A professor of Public Administration, Oladipo Adamolekun, has revealed how his wife was killed by kidnappers in broad daylight in Ibadan, Oyo State.
Speakingin interview with The PUNCH’s, PETER DADA, the former United Nations and World Bank employee, also revealed how he lost his first child at the age of seven.
Prof. Adamolekun who recently turned 89 tears of age made this know while opening up on his life challenges.
He said, “I lost my first child at the age of seven. The child had a congenital disease which the hospital told us was going to be self-corrected. When it didn’t self-correct, we had surgery during my time at the UN and again, we were told that we had a successful surgery which was given at 95 to 98 per cent but it relapsed. So, that’s some sadness in the journey. And of course, the very big sadness was the tragic loss of my first wife who was carjacked on the streets of Ibadan on May 14, 2002, between 11am and noon. She was kidnapped and killed in broad daylight in Ibadan. I was working at the World Bank in Lome, Togo, at that time. I was preparing for my retirement and she came home to prepare. So, those are the two sad stories. The biggest regret that I talk about, and I do it with all honesty, is the school of management, a world-class school of public and business management, that I had planned to establish. I had a concept paper developed. It had a trajectory of admission. In the process of preparing, I learned that I need to raise a lot of money, and fundraising is not one of my strengths.

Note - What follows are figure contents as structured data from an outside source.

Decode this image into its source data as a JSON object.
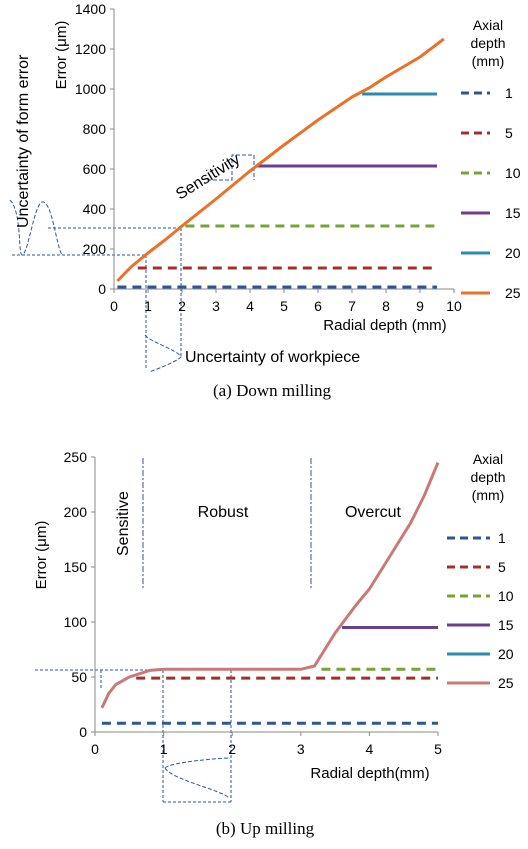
{
  "chart_data": [
    {
      "type": "line",
      "caption": "(a) Down milling",
      "ylabel": "Error (μm)",
      "xlabel": "Radial depth (mm)",
      "xlim": [
        0,
        10
      ],
      "ylim": [
        0,
        1400
      ],
      "x_ticks": [
        0,
        1,
        2,
        3,
        4,
        5,
        6,
        7,
        8,
        9,
        10
      ],
      "y_ticks": [
        0,
        200,
        400,
        600,
        800,
        1000,
        1200,
        1400
      ],
      "legend_title": "Axial depth (mm)",
      "legend_title_lines": [
        "Axial",
        "depth",
        "(mm)"
      ],
      "legend_position": "right",
      "grid": false,
      "series": [
        {
          "name": "1",
          "color": "#2f5597",
          "dash": true,
          "x": [
            0.1,
            9.5
          ],
          "y": [
            10,
            10
          ]
        },
        {
          "name": "5",
          "color": "#a0302c",
          "dash": true,
          "x": [
            0.7,
            9.5
          ],
          "y": [
            105,
            105
          ]
        },
        {
          "name": "10",
          "color": "#77a33a",
          "dash": true,
          "x": [
            2.1,
            9.5
          ],
          "y": [
            315,
            315
          ]
        },
        {
          "name": "15",
          "color": "#6a3f8e",
          "dash": false,
          "x": [
            4.2,
            9.5
          ],
          "y": [
            615,
            615
          ]
        },
        {
          "name": "20",
          "color": "#2b8bb0",
          "dash": false,
          "x": [
            7.3,
            9.5
          ],
          "y": [
            975,
            975
          ]
        },
        {
          "name": "25",
          "color": "#ea7128",
          "dash": false,
          "x": [
            0.1,
            0.5,
            1.0,
            1.5,
            2.0,
            3.0,
            4.0,
            5.0,
            6.0,
            7.0,
            7.5,
            8.0,
            9.0,
            9.7
          ],
          "y": [
            40,
            110,
            180,
            245,
            315,
            450,
            590,
            720,
            845,
            960,
            1005,
            1060,
            1160,
            1250
          ]
        }
      ],
      "annotations": {
        "sensitivity_label": "Sensitivity",
        "form_error_label": "Uncertainty of form error",
        "workpiece_label": "Uncertainty of workpiece"
      }
    },
    {
      "type": "line",
      "caption": "(b) Up milling",
      "ylabel": "Error (μm)",
      "xlabel": "Radial depth(mm)",
      "xlim": [
        0,
        5
      ],
      "ylim": [
        0,
        250
      ],
      "x_ticks": [
        0,
        1,
        2,
        3,
        4,
        5
      ],
      "y_ticks": [
        0,
        50,
        100,
        150,
        200,
        250
      ],
      "legend_title": "Axial depth (mm)",
      "legend_title_lines": [
        "Axial",
        "depth",
        "(mm)"
      ],
      "legend_position": "right",
      "grid": false,
      "series": [
        {
          "name": "1",
          "color": "#2f5597",
          "dash": true,
          "x": [
            0.1,
            5
          ],
          "y": [
            8,
            8
          ]
        },
        {
          "name": "5",
          "color": "#a0302c",
          "dash": true,
          "x": [
            0.6,
            5
          ],
          "y": [
            49,
            49
          ]
        },
        {
          "name": "10",
          "color": "#77a33a",
          "dash": true,
          "x": [
            3.3,
            5
          ],
          "y": [
            57,
            57
          ]
        },
        {
          "name": "15",
          "color": "#6a3f8e",
          "dash": false,
          "x": [
            3.6,
            5
          ],
          "y": [
            95,
            95
          ]
        },
        {
          "name": "20",
          "color": "#2b8bb0",
          "dash": false,
          "x": [],
          "y": []
        },
        {
          "name": "25",
          "color": "#c97a76",
          "dash": false,
          "x": [
            0.1,
            0.2,
            0.3,
            0.5,
            0.8,
            1.0,
            2.0,
            3.0,
            3.2,
            3.35,
            3.5,
            3.8,
            4.0,
            4.3,
            4.6,
            4.8,
            5.0
          ],
          "y": [
            22,
            35,
            43,
            50,
            56,
            57,
            57,
            57,
            60,
            75,
            90,
            115,
            130,
            160,
            190,
            215,
            245
          ]
        }
      ],
      "regions": [
        "Sensitive",
        "Robust",
        "Overcut"
      ]
    }
  ]
}
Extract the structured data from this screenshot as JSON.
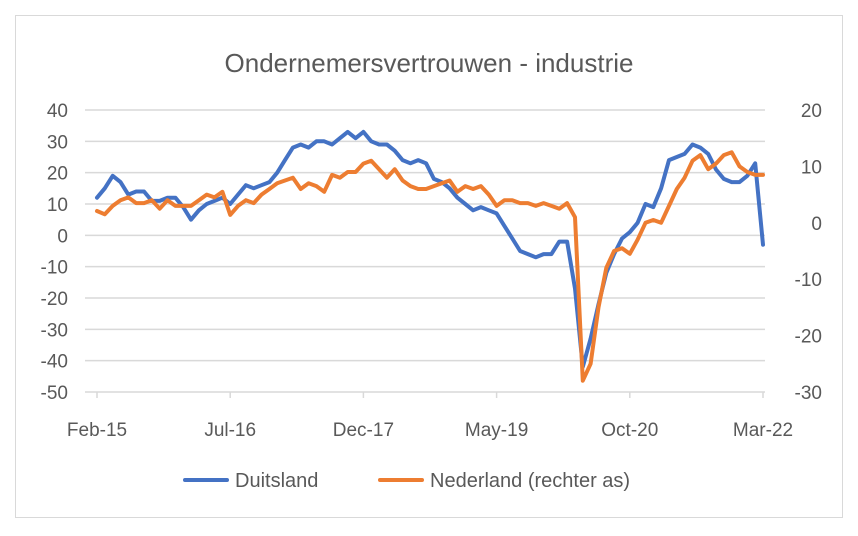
{
  "chart_data": {
    "type": "line",
    "title": "Ondernemersvertrouwen - industrie",
    "xlabel": "",
    "ylabel": "",
    "x_tick_labels": [
      "Feb-15",
      "Jul-16",
      "Dec-17",
      "May-19",
      "Oct-20",
      "Mar-22"
    ],
    "x_start": "Feb-15",
    "x_end": "Mar-22",
    "frequency": "monthly",
    "ylim_left": [
      -50,
      40
    ],
    "y_ticks_left": [
      40,
      30,
      20,
      10,
      0,
      -10,
      -20,
      -30,
      -40,
      -50
    ],
    "ylim_right": [
      -30,
      20
    ],
    "y_ticks_right": [
      20,
      10,
      0,
      -10,
      -20,
      -30
    ],
    "grid": true,
    "legend_position": "bottom",
    "series": [
      {
        "name": "Duitsland",
        "axis": "left",
        "color": "#4472C4",
        "values": [
          12,
          15,
          19,
          17,
          13,
          14,
          14,
          11,
          11,
          12,
          12,
          9,
          5,
          8,
          10,
          11,
          12,
          10,
          13,
          16,
          15,
          16,
          17,
          20,
          24,
          28,
          29,
          28,
          30,
          30,
          29,
          31,
          33,
          31,
          33,
          30,
          29,
          29,
          27,
          24,
          23,
          24,
          23,
          18,
          17,
          15,
          12,
          10,
          8,
          9,
          8,
          7,
          3,
          -1,
          -5,
          -6,
          -7,
          -6,
          -6,
          -2,
          -2,
          -17,
          -42,
          -33,
          -22,
          -12,
          -6,
          -1,
          1,
          4,
          10,
          9,
          15,
          24,
          25,
          26,
          29,
          28,
          26,
          21,
          18,
          17,
          17,
          19,
          23,
          -3
        ]
      },
      {
        "name": "Nederland (rechter as)",
        "axis": "right",
        "color": "#ED7D31",
        "values": [
          2.1,
          1.5,
          3,
          4,
          4.5,
          3.5,
          3.5,
          4,
          2.5,
          4,
          3,
          3,
          3,
          4,
          5,
          4.5,
          5.5,
          1.4,
          3,
          4,
          3.5,
          5,
          6,
          7,
          7.5,
          8,
          6,
          7,
          6.5,
          5.5,
          8.5,
          8,
          9,
          9,
          10.5,
          11,
          9.5,
          8,
          9.5,
          7.5,
          6.5,
          6,
          6,
          6.5,
          7,
          7.5,
          5.5,
          6.5,
          6,
          6.5,
          5,
          3,
          4,
          4,
          3.5,
          3.5,
          3,
          3.5,
          3,
          2.5,
          3.5,
          1,
          -28,
          -25,
          -15,
          -8,
          -5,
          -4.5,
          -5.5,
          -3,
          0,
          0.5,
          0,
          3,
          6,
          8,
          11,
          12,
          9.5,
          10.5,
          12,
          12.5,
          10,
          9,
          8.5,
          8.5
        ]
      }
    ]
  }
}
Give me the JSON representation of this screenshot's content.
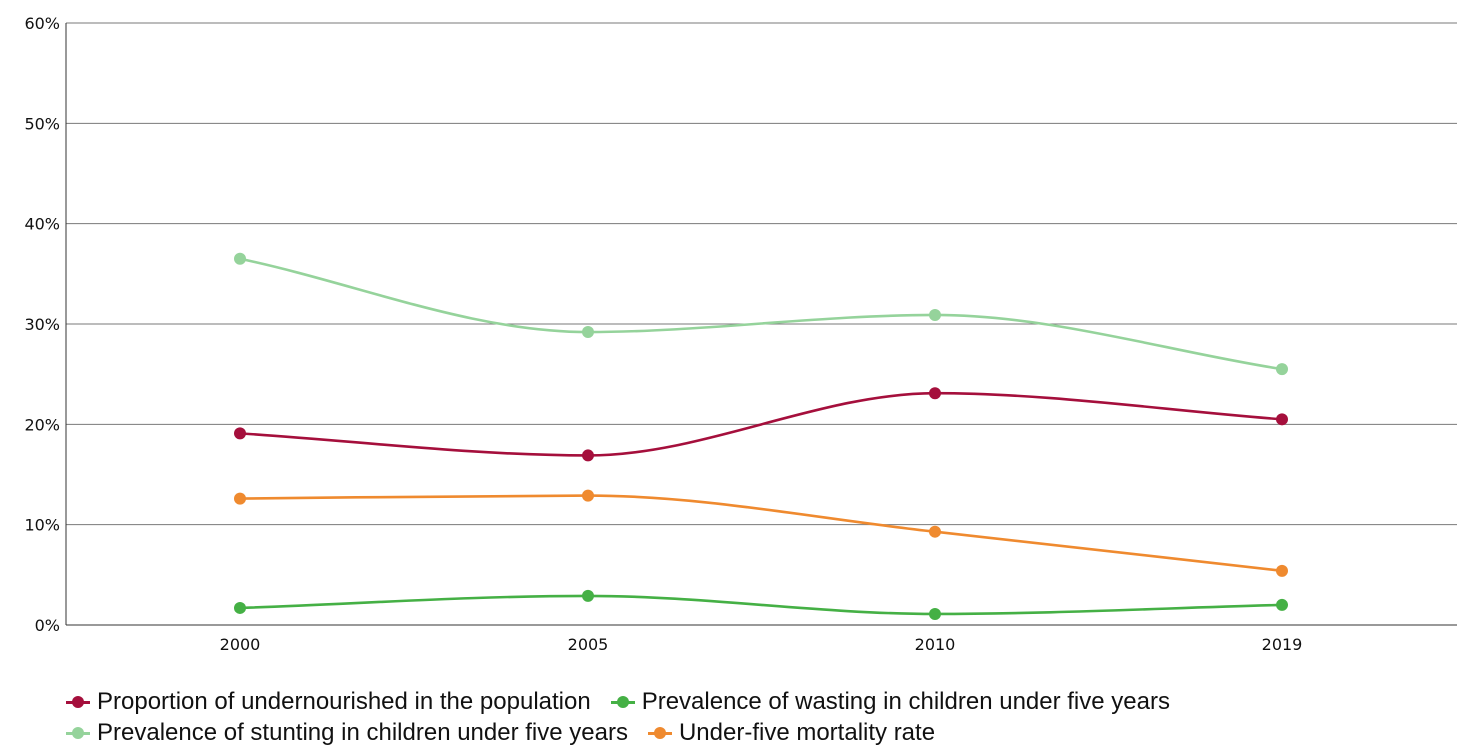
{
  "chart_data": {
    "type": "line",
    "title": "",
    "xlabel": "",
    "ylabel": "",
    "x": [
      "2000",
      "2005",
      "2010",
      "2019"
    ],
    "ylim": [
      0,
      60
    ],
    "yticks": [
      0,
      10,
      20,
      30,
      40,
      50,
      60
    ],
    "ytick_labels": [
      "0%",
      "10%",
      "20%",
      "30%",
      "40%",
      "50%",
      "60%"
    ],
    "grid": "horizontal",
    "legend_position": "bottom",
    "smooth": true,
    "series": [
      {
        "name": "Proportion of undernourished in the population",
        "color": "#a50f3c",
        "values": [
          19.1,
          16.9,
          23.1,
          20.5
        ]
      },
      {
        "name": "Prevalence of wasting in children under five years",
        "color": "#45b045",
        "values": [
          1.7,
          2.9,
          1.1,
          2.0
        ]
      },
      {
        "name": "Prevalence of stunting in children under five years",
        "color": "#95d39b",
        "values": [
          36.5,
          29.2,
          30.9,
          25.5
        ]
      },
      {
        "name": "Under-five mortality rate",
        "color": "#ef8a2f",
        "values": [
          12.6,
          12.9,
          9.3,
          5.4
        ]
      }
    ]
  }
}
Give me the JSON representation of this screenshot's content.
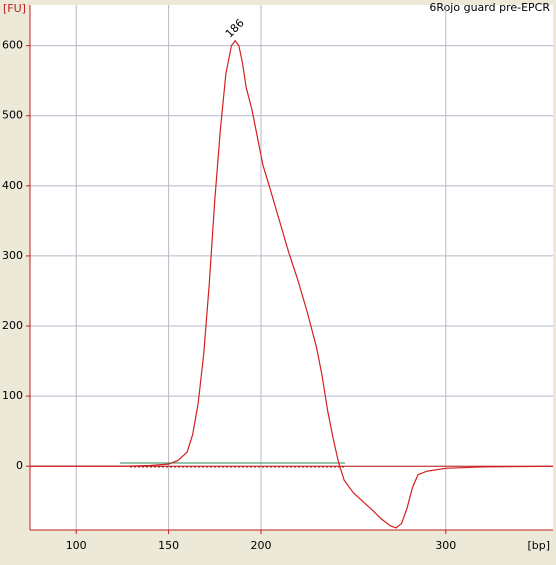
{
  "chart_data": {
    "type": "line",
    "title": "6Rojo guard pre-EPCR",
    "y_label": "[FU]",
    "x_label": "[bp]",
    "peak_label": {
      "text": "186",
      "x": 186,
      "y": 607
    },
    "xlim": [
      75,
      358
    ],
    "ylim": [
      -91,
      658
    ],
    "xticks": [
      100,
      150,
      200,
      300
    ],
    "yticks": [
      0,
      100,
      200,
      300,
      400,
      500,
      600
    ],
    "grid": true,
    "series": [
      {
        "name": "6Rojo guard pre-EPCR",
        "color": "#d42020",
        "x": [
          75,
          100,
          125,
          140,
          150,
          155,
          160,
          163,
          166,
          169,
          172,
          175,
          178,
          181,
          184,
          186,
          188,
          190,
          192,
          195,
          198,
          201,
          205,
          210,
          215,
          220,
          225,
          230,
          233,
          236,
          239,
          242,
          245,
          250,
          255,
          260,
          265,
          270,
          273,
          276,
          279,
          282,
          285,
          290,
          300,
          320,
          358
        ],
        "values": [
          0,
          0,
          0,
          1,
          3,
          8,
          20,
          45,
          90,
          160,
          260,
          380,
          480,
          560,
          600,
          607,
          600,
          575,
          540,
          510,
          470,
          430,
          395,
          350,
          305,
          265,
          220,
          170,
          130,
          80,
          40,
          5,
          -20,
          -38,
          -50,
          -62,
          -75,
          -85,
          -88,
          -82,
          -60,
          -30,
          -12,
          -7,
          -3,
          -1,
          0
        ]
      }
    ]
  }
}
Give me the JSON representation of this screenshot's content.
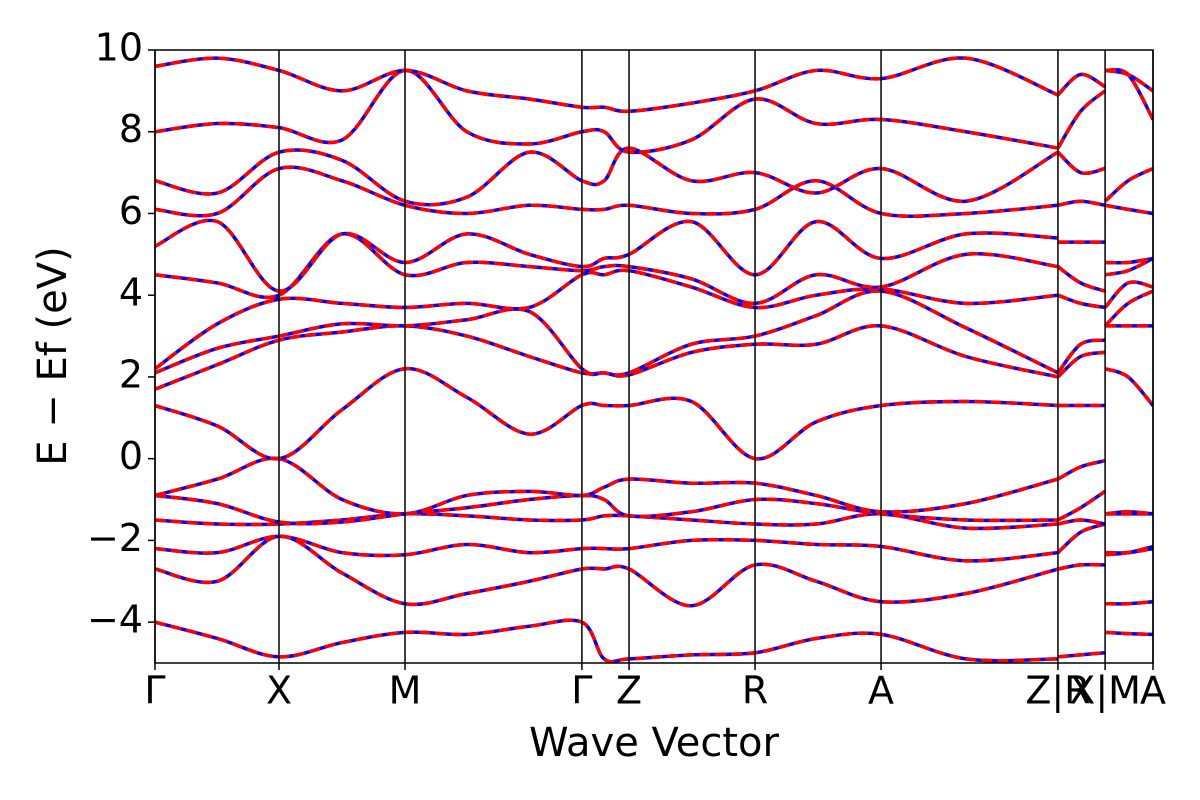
{
  "chart_data": {
    "type": "line",
    "xlabel": "Wave Vector",
    "ylabel": "E − Ef (eV)",
    "xlim": [
      0,
      4.0
    ],
    "ylim": [
      -5,
      10
    ],
    "yticks": [
      {
        "value": -4,
        "label": "−4"
      },
      {
        "value": -2,
        "label": "−2"
      },
      0,
      2,
      4,
      6,
      8,
      10
    ],
    "xticks": [
      {
        "value": 0,
        "label": "Γ"
      },
      {
        "value": 0.497,
        "label": "X"
      },
      {
        "value": 1.002,
        "label": "M"
      },
      {
        "value": 1.711,
        "label": "Γ"
      },
      {
        "value": 1.9,
        "label": "Z"
      },
      {
        "value": 2.405,
        "label": "R"
      },
      {
        "value": 2.91,
        "label": "A"
      },
      {
        "value": 3.619,
        "label": "Z|R"
      },
      {
        "value": 3.808,
        "label": "X|M"
      },
      {
        "value": 4.0,
        "label": "A"
      }
    ],
    "xtick_lines": true,
    "line_colors": [
      "#0000ff",
      "#ff0000"
    ],
    "x": [
      0,
      0.25,
      0.497,
      0.75,
      1.002,
      1.25,
      1.5,
      1.711,
      1.8,
      1.9,
      2.15,
      2.405,
      2.65,
      2.91,
      3.25,
      3.619,
      3.619,
      3.619,
      3.71,
      3.808,
      3.808,
      3.808,
      3.9,
      4.0
    ],
    "series": [
      {
        "values": [
          -4.0,
          -4.4,
          -4.85,
          -4.5,
          -4.25,
          -4.3,
          -4.1,
          -4.0,
          -4.9,
          -4.9,
          -4.8,
          -4.75,
          -4.4,
          -4.3,
          -4.9,
          -4.9,
          null,
          -4.85,
          -4.8,
          -4.75,
          null,
          -4.25,
          -4.28,
          -4.3
        ]
      },
      {
        "values": [
          -2.7,
          -3.0,
          -1.9,
          -2.8,
          -3.55,
          -3.3,
          -3.0,
          -2.7,
          -2.7,
          -2.7,
          -3.6,
          -2.6,
          -3.0,
          -3.5,
          -3.3,
          -2.7,
          null,
          -2.7,
          -2.6,
          -2.6,
          null,
          -3.55,
          -3.55,
          -3.5
        ]
      },
      {
        "values": [
          -2.2,
          -2.3,
          -1.9,
          -2.3,
          -2.35,
          -2.1,
          -2.3,
          -2.2,
          -2.2,
          -2.2,
          -2.0,
          -2.0,
          -2.1,
          -2.15,
          -2.5,
          -2.3,
          null,
          -2.3,
          -1.8,
          -1.6,
          null,
          -2.35,
          -2.3,
          -2.15
        ]
      },
      {
        "values": [
          -1.5,
          -1.6,
          -1.6,
          -1.5,
          -1.35,
          -1.4,
          -1.5,
          -1.5,
          -1.4,
          -1.4,
          -1.5,
          -1.6,
          -1.6,
          -1.35,
          -1.7,
          -1.6,
          null,
          -1.6,
          -1.5,
          -1.6,
          null,
          -1.35,
          -1.35,
          -1.35
        ]
      },
      {
        "values": [
          -0.9,
          -1.1,
          -1.55,
          -1.55,
          -1.35,
          -1.2,
          -1.0,
          -0.9,
          -1.0,
          -1.4,
          -1.3,
          -1.0,
          -1.1,
          -1.35,
          -1.5,
          -1.5,
          null,
          -1.5,
          -1.2,
          -0.8,
          null,
          -2.3,
          -2.3,
          -2.2
        ]
      },
      {
        "values": [
          -0.9,
          -0.5,
          0.0,
          -1.0,
          -1.35,
          -0.9,
          -0.8,
          -0.9,
          -0.7,
          -0.5,
          -0.6,
          -0.6,
          -0.9,
          -1.3,
          -1.1,
          -0.5,
          null,
          -0.5,
          -0.2,
          -0.05,
          null,
          -1.35,
          -1.3,
          -1.35
        ]
      },
      {
        "values": [
          1.3,
          0.8,
          0.0,
          1.2,
          2.2,
          1.5,
          0.6,
          1.3,
          1.3,
          1.3,
          1.4,
          0.0,
          0.9,
          1.3,
          1.4,
          1.3,
          null,
          1.3,
          1.3,
          1.3,
          null,
          2.2,
          2.0,
          1.3
        ]
      },
      {
        "values": [
          1.7,
          2.3,
          2.9,
          3.1,
          3.25,
          3.0,
          2.5,
          2.1,
          2.1,
          2.05,
          2.6,
          2.8,
          2.8,
          3.25,
          2.5,
          2.0,
          null,
          2.0,
          2.5,
          2.6,
          null,
          3.25,
          3.25,
          3.25
        ]
      },
      {
        "values": [
          2.1,
          2.7,
          3.0,
          3.3,
          3.25,
          3.4,
          3.6,
          2.2,
          2.1,
          2.1,
          2.8,
          3.0,
          3.5,
          4.1,
          3.2,
          2.1,
          null,
          2.1,
          2.8,
          2.9,
          null,
          3.25,
          3.8,
          4.1
        ]
      },
      {
        "values": [
          2.2,
          3.3,
          3.9,
          3.8,
          3.7,
          3.8,
          3.7,
          4.5,
          4.5,
          4.6,
          4.2,
          3.7,
          4.0,
          4.15,
          3.8,
          4.0,
          null,
          4.0,
          3.8,
          3.7,
          null,
          3.7,
          4.3,
          4.2
        ]
      },
      {
        "values": [
          4.5,
          4.3,
          4.0,
          5.5,
          4.5,
          4.8,
          4.7,
          4.6,
          4.7,
          4.7,
          4.4,
          3.8,
          4.5,
          4.2,
          5.0,
          4.7,
          null,
          4.7,
          4.3,
          4.1,
          null,
          4.5,
          4.6,
          4.9
        ]
      },
      {
        "values": [
          5.2,
          5.8,
          4.1,
          5.5,
          4.8,
          5.5,
          5.0,
          4.7,
          4.9,
          5.0,
          5.8,
          4.5,
          5.8,
          4.9,
          5.5,
          5.4,
          null,
          5.3,
          5.3,
          5.3,
          null,
          4.8,
          4.8,
          4.9
        ]
      },
      {
        "values": [
          6.1,
          6.0,
          7.1,
          6.8,
          6.2,
          6.0,
          6.2,
          6.1,
          6.1,
          6.2,
          6.0,
          6.1,
          6.8,
          6.0,
          6.0,
          6.2,
          null,
          6.2,
          6.3,
          6.2,
          null,
          6.2,
          6.1,
          6.0
        ]
      },
      {
        "values": [
          6.8,
          6.5,
          7.5,
          7.3,
          6.3,
          6.4,
          7.5,
          6.8,
          6.8,
          7.6,
          6.8,
          7.0,
          6.5,
          7.1,
          6.3,
          7.5,
          null,
          7.5,
          7.0,
          7.1,
          null,
          6.3,
          6.8,
          7.1
        ]
      },
      {
        "values": [
          8.0,
          8.2,
          8.1,
          7.8,
          9.5,
          8.0,
          7.7,
          8.0,
          8.0,
          7.5,
          7.8,
          8.8,
          8.2,
          8.3,
          8.0,
          7.6,
          null,
          7.6,
          8.5,
          9.0,
          null,
          9.5,
          9.4,
          8.3
        ]
      },
      {
        "values": [
          9.6,
          9.8,
          9.5,
          9.0,
          9.5,
          9.0,
          8.8,
          8.6,
          8.6,
          8.5,
          8.7,
          9.0,
          9.5,
          9.3,
          9.8,
          8.9,
          null,
          8.9,
          9.4,
          9.1,
          null,
          9.5,
          9.4,
          9.0
        ]
      }
    ]
  }
}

“But specifically, some colleagues were planning the same thing in their home country, India. When I read that they had raised between $2 million to $4 million to establish a world-class school of business and public management which was my intention, I knew that there was no way I could ever raise that kind of money. However, I had already identified the location, Porto-Novo in the Benin Republic. I already acquired a private land for myself to build my private accommodation, so that as the founder and all of that, after I would have served, you know, I would be able to retire to my new property there. The reason I wanted to do all that was bilingual. My first degree was in French, so I wanted to locate it close to Nigeria, the largest anglophone market, but also in a francophone country, so I abandoned it. But in my autobiography as an annex, I provided that concept paper.”